Kalau Yora sih tidak perlu ditanya, ya. Bahkan rambutnya yang digulung juga sedikit basah. Aruna lalu menyampirkan handuk di bahu temannya yang mabuk itu sebelum akhirnya membantu Sera memapah Yora masuk ke dalam lift.
"When I said that we're gonna enjoy this holiday to the fullest, bukan berarti lo bisa mabok seenak lo ya, sat!" omel Sera saat mereka sudah di dalam lift.
"You know there's no point talking to a drunk people, right?" tanya Aruna.
Sera menghela napas kasar. "Abisnya, ada-ada aja nih orang."
Aruna dan Sera langsung menghempas Yora begitu saja ke sofa begitu sampai kamar. Mau dibaringkan di tempat tidur, tapi bajunya basah semua.
"Gimana nih, bajunya basah."
Mau bagaimana lagi. Tidak mungkin kan mereka membiarkan Yora tidur dengan pakaian basah begitu? "Yaudah lah, gantiin aja. Daripada besok dia sakit. Kita lagi yang repot, Na."
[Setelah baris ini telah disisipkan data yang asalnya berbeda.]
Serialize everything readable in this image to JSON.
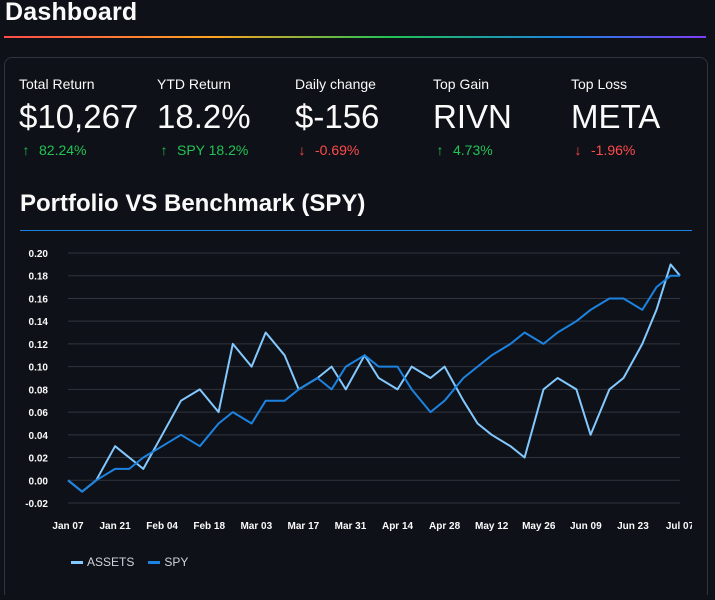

Maka dengan segala keribetan yang ada, Sera dan Aruna mengganti pakaian Yora yang basah. Belum lagi Yora yang setengah sadar malah melawan seakan ia sedang diperkosa.
"God damn it, Liora. Harusnya gue jorokin lo dari rooftop tadi."
Aruna dan Sera juga membersihkan diri setelah mengurus sahabat mereka. Membiarkan Yora tertidur di sofa ruang tengah suite sementara mereka rebahan di ranjang masing-masing.
Belum 24 jam mereka pergi, tapi sudah dibuat pusing dengan masalah begini. Entah hal apa lagi yang menunggu mereka setahun ke depan.